Amid the mounting tensions in Kabul, nine people were killed at Kabul Serena Hotel in downtown Kabul, in an armed attack carried out by Afghan teenagers. Among the dead were four foreigners, one Swede, one Briton and two Canadians. The attack is a chilling reminder of the post Ides of March violence in Afghanistan, in the throes of the new cold war between the United States and resurgent Russia. Many political commentators view this attack as a desperate attempt by those with vested interests to influence the outcome of the Afghan presidential race.
This deadly attack was a cowardly but nevertheless successful attempt to scare away the foreign election monitors. The assailants killed two Canadian developmental activists and respected Afghan AFP reporter Sardar Ahmad, his wife and one of their two children. A journalist from Sweden was also killed in what is being termed as a brazen attack on civilians to strike terror in the hearts of the populace and send an unequivocal message to the international community.
Karzai’s administration, as per tradition, cites the presence of foreign hands in the deadly attack and is pointing his finger in the direction of Inter Services Intelligence (ISI), the master spy agency of the Pakistani army. The latest attack is a trademark ISI move, which is linked to the attack carried out against the Indian Embassy in Kabul in 2008.
There are 12 days left before the historic Afghanistan presidential election, which may prove to be a major milestone as the American ISAF and NATO troops are to withdraw from the region by the end of 2014. The most likely outcome may be a reincarnation of a Taliban state, a scenario that haunts the Obama administration.
The tensions caused by Putin in Crimea and Ukraine further highlight theAmerican-backed essential stratagems for a stable Afghanistan. Russia is meddling in the internal affairs of both Iraq and Syria, which is also a cause of major concern for Americans. The icing on the cake is that Russia is one of the five permanent members of the UN Security Council in the P 5+1 powers busy in negotiating the nuclear deal with Iran. In addition, it is an important member of G-8 nations.
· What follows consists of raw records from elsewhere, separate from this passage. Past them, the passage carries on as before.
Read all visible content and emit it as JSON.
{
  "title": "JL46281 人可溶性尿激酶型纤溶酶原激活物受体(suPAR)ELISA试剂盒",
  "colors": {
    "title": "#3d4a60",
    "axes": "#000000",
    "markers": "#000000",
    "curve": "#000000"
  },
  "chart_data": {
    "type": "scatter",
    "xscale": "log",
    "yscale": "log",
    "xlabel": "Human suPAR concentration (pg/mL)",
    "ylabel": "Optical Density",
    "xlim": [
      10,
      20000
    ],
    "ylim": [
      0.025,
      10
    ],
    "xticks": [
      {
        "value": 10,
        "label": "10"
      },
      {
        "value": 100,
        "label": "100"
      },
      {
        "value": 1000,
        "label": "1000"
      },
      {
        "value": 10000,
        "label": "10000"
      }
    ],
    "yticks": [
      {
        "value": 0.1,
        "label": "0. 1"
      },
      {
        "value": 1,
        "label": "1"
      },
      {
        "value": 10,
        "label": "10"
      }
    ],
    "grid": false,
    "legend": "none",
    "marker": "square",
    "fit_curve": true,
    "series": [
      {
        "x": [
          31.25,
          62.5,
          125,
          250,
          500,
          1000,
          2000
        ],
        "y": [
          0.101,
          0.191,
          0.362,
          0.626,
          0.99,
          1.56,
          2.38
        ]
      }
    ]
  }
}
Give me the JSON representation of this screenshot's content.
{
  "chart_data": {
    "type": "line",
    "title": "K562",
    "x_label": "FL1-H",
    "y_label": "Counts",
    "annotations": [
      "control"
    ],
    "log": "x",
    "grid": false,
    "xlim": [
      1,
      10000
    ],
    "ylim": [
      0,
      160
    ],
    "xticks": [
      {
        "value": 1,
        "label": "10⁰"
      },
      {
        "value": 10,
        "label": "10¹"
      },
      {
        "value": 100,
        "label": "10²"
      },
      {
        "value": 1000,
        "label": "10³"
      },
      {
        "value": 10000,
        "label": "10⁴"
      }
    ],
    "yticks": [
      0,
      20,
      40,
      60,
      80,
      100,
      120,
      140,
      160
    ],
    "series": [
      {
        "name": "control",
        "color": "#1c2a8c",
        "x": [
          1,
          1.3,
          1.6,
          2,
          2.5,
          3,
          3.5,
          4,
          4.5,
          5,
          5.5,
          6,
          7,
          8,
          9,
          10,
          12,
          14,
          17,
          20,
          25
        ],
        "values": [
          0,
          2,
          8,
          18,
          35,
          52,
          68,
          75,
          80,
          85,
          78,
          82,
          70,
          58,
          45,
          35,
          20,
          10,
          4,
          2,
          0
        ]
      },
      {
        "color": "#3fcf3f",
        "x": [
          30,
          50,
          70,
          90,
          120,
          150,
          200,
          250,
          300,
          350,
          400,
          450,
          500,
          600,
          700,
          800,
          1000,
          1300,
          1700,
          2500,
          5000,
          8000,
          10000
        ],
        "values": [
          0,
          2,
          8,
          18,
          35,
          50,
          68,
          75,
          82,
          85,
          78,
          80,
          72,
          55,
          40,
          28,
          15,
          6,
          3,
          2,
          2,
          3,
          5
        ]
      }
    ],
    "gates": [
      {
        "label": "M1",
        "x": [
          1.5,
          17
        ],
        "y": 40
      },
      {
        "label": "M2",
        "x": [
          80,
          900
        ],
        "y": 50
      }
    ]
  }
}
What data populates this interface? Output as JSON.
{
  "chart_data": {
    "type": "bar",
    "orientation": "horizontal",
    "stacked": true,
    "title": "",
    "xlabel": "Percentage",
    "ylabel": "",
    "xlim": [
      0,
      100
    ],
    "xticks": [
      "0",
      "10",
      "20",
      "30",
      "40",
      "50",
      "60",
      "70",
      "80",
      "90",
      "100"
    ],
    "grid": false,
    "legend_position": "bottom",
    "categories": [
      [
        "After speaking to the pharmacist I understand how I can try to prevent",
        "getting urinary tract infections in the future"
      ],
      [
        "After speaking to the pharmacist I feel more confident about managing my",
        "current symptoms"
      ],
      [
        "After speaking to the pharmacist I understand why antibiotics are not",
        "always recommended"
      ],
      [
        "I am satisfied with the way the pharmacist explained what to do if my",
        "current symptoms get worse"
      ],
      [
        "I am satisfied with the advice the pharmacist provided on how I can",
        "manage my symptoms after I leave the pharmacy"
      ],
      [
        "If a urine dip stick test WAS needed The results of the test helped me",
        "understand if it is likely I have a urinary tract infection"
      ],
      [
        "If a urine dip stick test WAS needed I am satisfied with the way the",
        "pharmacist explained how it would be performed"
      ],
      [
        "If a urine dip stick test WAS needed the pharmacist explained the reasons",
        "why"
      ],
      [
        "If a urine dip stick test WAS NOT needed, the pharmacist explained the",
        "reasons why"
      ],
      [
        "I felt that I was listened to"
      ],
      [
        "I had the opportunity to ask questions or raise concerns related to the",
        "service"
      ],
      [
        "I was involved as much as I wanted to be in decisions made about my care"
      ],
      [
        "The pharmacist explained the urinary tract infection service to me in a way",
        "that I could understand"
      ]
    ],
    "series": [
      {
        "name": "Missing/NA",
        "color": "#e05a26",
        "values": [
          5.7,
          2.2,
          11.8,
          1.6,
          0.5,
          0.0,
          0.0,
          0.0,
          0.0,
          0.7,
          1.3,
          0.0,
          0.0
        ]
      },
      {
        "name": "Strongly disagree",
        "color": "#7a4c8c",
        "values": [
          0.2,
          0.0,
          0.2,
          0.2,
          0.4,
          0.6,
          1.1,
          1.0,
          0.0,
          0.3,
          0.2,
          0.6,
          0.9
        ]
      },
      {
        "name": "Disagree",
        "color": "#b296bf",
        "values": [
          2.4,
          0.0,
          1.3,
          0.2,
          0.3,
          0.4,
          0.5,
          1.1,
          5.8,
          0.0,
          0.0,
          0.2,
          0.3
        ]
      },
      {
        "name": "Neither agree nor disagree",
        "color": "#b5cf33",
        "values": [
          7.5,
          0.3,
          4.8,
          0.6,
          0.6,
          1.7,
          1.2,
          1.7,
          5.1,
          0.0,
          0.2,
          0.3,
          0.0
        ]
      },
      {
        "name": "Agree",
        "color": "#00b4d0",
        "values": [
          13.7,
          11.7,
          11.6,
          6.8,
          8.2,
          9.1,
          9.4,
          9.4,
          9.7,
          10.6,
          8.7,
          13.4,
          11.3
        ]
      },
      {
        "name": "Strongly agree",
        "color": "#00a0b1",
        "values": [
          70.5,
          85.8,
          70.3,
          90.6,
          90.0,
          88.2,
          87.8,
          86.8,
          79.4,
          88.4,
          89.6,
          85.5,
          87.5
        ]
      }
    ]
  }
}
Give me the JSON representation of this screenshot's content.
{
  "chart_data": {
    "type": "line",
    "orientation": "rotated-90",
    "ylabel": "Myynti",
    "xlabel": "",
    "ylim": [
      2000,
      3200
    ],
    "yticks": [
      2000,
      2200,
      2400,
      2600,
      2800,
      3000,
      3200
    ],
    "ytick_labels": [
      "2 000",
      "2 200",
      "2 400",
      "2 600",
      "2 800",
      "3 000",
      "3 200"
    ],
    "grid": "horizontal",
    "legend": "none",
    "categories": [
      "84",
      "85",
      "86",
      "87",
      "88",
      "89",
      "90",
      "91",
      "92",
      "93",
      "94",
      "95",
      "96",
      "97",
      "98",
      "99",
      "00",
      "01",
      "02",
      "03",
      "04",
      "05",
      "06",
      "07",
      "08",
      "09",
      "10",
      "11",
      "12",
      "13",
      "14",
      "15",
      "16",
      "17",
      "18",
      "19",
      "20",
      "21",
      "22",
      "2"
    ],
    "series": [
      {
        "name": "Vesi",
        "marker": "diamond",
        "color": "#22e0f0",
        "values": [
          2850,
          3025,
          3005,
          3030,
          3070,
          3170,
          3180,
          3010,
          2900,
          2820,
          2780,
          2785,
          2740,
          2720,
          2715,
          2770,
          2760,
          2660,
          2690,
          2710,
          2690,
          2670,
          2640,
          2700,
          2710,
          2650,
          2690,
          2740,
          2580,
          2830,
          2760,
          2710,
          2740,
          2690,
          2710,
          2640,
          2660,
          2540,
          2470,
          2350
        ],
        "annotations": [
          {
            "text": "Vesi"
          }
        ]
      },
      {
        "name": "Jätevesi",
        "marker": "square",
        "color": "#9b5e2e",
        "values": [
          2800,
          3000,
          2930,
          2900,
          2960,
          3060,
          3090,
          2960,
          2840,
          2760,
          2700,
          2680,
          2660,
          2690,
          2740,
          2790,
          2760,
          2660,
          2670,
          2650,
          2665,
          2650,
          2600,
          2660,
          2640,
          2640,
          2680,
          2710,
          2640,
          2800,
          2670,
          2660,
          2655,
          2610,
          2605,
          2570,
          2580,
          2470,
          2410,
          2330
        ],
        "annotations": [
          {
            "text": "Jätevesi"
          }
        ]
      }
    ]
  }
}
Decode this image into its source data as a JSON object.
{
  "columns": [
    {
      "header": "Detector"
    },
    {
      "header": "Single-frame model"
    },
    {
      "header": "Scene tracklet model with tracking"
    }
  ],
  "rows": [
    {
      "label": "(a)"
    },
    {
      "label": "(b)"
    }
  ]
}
The Pakistani army is not ready to rein in the Pakistani-Talibans because they will be the main asset after the coalition forces withdraw from the region. Therefore, the government and Taliban peace talks are doomed to fail. Indian phobia keeps Pakistan looking westward to find some sort of strategy in Afghanistan. However fallacious the policy may sound, it is the strategic need of Pakistan to have a satellite state in Kabul and there can be no better time than now as the Afghanistan presidential elections are to be held April 5. The Americans also want to see a weak state, one that is under its authority, installed in Afghanistan. The Americans are keen to hammer out a deal with the Afghanis, even if they may be Taliban, in order to ensure a peaceful Afghanistan.
In the present volatile situation around the world, it is necessary for American policy makers to revisit their much beloved policies, like the birth of an independent Palestinian state bordering Israel, a gesture that collides with the imperialistic and hegemonic Zionist designs in the troubled Middle East.
The Americans have pleased the Sunni majority, led in pomp and circumstance by the Saudi kingdom but, in actuality, it was led by nuclear-armed Pakistan, which is the focus of the mounting tensions, especially while considered from the standpoint of the expected government in Kabul.